Manusia tanpa harus dikaitkan dengan keyakinan agama dan kepercayaan supranatural apapun, seharusnya memiliki pegangan moralitas positif ini. Moralitas ini hadir melalui akal sehat (rasio) manusia normal pada umumnya. Moralitas positif tidak selalu harus sejalan dengan hukum positif karena bisa saja ada hukum buatan penguasa (dan itu adalah makna hakiki dari “hukum positif”) yang tidak dapat dibenarkan menurut akal sehat, tetapi tokh ia tetap eksis untuk disebut sebagai hukum. Sebagai contoh, ada lampu lalu lintas di perempatan jalan raya yang padat, yang warna hijaunya hanya menyala selama lima detik. Lampu lalu lintas itu adalah media yang memuat hukum positif dalam hal berkendaraan di jalan raya, tetapi akal sehat manusia pada umumnya tidak dapat menerima hukum positif yang tidak rasional seperti lampu lalu lintas itu. Hukum positif yang tidak didukung oleh moralitas positif biasanya tidak akan mampu bertahan lama karena langsung membuahkan penolakan dan pelanggaran bertubi-tubi, baik secara sembunyi-sembunyi maupun terang-terangan.

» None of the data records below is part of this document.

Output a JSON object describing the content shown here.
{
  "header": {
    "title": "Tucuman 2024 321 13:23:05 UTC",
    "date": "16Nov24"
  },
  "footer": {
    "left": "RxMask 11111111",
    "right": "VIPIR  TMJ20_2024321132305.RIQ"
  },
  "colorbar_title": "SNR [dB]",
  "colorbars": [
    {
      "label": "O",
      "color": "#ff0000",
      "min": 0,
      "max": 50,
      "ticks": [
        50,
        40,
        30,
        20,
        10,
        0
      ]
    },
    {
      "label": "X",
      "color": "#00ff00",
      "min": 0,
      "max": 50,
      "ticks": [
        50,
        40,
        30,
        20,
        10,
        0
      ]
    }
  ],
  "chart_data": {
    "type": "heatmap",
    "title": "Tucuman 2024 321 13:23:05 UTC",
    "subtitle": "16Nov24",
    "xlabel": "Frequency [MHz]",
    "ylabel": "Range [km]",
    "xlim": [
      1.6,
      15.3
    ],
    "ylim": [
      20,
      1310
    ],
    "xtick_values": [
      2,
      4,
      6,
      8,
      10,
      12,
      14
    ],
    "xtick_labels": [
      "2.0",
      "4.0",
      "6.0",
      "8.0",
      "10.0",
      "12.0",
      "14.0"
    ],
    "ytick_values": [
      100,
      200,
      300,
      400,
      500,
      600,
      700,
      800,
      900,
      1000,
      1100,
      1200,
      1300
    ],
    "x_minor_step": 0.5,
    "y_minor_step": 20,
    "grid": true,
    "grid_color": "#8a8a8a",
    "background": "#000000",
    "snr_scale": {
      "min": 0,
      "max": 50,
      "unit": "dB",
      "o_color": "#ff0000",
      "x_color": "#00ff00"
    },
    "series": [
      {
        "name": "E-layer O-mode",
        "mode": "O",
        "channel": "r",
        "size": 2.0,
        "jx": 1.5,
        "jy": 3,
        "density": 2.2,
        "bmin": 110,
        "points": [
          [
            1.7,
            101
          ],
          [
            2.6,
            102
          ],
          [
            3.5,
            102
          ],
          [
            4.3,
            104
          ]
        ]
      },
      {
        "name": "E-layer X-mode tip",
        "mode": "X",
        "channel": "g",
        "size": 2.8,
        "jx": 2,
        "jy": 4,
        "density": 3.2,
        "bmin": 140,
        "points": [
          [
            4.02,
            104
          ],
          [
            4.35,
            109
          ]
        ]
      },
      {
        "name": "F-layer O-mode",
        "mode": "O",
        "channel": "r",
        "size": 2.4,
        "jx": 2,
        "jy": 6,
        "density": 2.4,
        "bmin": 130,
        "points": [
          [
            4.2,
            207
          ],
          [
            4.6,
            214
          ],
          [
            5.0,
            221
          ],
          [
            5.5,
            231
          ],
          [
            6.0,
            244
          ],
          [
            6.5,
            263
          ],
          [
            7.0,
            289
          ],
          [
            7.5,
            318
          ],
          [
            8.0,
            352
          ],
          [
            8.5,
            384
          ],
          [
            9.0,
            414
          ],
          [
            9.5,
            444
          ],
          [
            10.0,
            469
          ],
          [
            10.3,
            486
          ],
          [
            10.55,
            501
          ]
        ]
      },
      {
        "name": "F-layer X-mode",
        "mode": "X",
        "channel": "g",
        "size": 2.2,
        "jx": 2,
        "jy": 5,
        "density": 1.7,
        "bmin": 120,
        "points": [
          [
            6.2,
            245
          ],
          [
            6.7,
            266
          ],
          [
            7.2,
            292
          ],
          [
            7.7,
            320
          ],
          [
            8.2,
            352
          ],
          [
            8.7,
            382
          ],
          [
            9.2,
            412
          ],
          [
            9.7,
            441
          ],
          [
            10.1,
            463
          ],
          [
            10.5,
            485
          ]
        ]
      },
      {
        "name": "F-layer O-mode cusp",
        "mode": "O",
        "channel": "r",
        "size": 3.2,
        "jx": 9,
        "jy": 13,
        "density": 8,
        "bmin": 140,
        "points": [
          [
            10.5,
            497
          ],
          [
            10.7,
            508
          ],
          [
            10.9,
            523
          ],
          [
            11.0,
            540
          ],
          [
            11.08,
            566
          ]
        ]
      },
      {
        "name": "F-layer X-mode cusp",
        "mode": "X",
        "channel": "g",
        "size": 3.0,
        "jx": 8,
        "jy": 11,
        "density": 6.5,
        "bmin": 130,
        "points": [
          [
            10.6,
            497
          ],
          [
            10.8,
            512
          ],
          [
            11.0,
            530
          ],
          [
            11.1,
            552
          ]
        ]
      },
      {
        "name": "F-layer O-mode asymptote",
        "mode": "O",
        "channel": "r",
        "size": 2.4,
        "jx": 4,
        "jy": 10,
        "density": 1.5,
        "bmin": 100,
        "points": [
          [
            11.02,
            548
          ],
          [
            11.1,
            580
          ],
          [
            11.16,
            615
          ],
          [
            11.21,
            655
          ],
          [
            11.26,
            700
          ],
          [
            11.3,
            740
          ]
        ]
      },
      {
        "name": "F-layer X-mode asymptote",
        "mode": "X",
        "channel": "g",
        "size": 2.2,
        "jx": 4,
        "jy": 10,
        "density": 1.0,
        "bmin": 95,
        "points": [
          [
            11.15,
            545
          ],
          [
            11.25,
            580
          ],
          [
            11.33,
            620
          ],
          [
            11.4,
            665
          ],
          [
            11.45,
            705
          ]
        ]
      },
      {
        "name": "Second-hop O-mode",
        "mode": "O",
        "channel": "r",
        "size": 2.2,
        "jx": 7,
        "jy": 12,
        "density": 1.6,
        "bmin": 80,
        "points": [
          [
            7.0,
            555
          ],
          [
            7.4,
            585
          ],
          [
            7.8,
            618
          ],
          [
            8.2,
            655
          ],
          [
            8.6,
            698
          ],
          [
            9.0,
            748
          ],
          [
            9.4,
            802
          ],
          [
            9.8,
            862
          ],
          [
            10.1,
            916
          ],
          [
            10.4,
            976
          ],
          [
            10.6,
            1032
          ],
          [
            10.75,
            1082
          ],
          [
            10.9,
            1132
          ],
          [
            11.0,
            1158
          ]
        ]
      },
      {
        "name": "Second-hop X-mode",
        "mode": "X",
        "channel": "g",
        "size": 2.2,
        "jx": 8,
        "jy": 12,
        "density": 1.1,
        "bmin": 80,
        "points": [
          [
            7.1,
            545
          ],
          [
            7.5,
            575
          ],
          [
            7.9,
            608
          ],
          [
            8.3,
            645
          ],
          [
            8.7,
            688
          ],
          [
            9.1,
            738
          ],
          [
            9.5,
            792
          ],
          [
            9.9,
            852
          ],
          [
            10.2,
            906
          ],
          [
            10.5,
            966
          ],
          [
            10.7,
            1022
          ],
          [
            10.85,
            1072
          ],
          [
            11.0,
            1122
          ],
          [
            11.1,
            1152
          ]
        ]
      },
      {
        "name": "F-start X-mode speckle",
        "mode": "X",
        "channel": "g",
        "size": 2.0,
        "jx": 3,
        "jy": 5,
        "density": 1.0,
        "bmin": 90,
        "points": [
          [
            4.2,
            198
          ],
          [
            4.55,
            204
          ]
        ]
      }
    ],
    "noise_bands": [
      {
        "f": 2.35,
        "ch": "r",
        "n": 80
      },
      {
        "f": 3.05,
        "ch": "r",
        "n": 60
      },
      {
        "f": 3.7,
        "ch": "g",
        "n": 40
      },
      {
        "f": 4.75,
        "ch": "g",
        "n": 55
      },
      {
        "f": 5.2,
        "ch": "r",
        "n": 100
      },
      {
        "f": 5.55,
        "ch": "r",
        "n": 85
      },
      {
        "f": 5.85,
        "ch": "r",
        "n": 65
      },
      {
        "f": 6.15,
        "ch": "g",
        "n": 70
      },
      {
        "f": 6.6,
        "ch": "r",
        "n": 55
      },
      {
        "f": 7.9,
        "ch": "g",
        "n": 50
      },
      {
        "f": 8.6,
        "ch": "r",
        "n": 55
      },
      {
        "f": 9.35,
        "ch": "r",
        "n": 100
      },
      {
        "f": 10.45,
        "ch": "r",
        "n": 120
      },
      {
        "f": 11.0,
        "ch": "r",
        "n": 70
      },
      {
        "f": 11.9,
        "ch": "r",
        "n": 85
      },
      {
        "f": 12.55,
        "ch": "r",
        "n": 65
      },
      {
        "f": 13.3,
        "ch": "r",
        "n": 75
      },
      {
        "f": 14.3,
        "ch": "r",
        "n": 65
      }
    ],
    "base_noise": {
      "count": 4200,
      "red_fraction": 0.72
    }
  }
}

Lalu apakah ada kondisi sebaliknya, yakni tatkala moralitas positif yang justru bermasalah dalam rangka mencerna hukum positif? Ya, dan itulah yang kerap terlihat terkait nasib implementasi hukum positif kita. Feomena yang terjadi di mana-mana, di seantero negeri ini.
Pasal 131 ayat (1) Undang-Undang No. 22 Tahun 2009 tentang Lalu Lintas dan Angkutan Jalan dengan tegas menyatakan, “Pejalan kaki berhak atas ketersediaan fasilitas pendukung yang berupa trotoar, tempat penyeberangan dan fasilitas lain.” Sebelumnya, Pasal 106 ayat (2) menyatakan, “Setiap orang yang mengemudikan kendaraan bermotor di jalan wajib mengutamakan keselamatan pejalan kaki dan pesepeda.” Aturan dalam hukum positif ini berlaku untuk seluruh Indonesia tanpa terkecuali. Tidak ada dalih pengecualian untuk kondisi lalu lintas yang sedang macet atau tidak macet. Hak pejalan kaki untuk berada di trotoar tidak boleh dianulir karena lalu lintas sedang macet, sehingga jalur aman untuk pejalan kaki ini menjadi boleh-boleh saja diserobot oleh pengendara sepeda motor.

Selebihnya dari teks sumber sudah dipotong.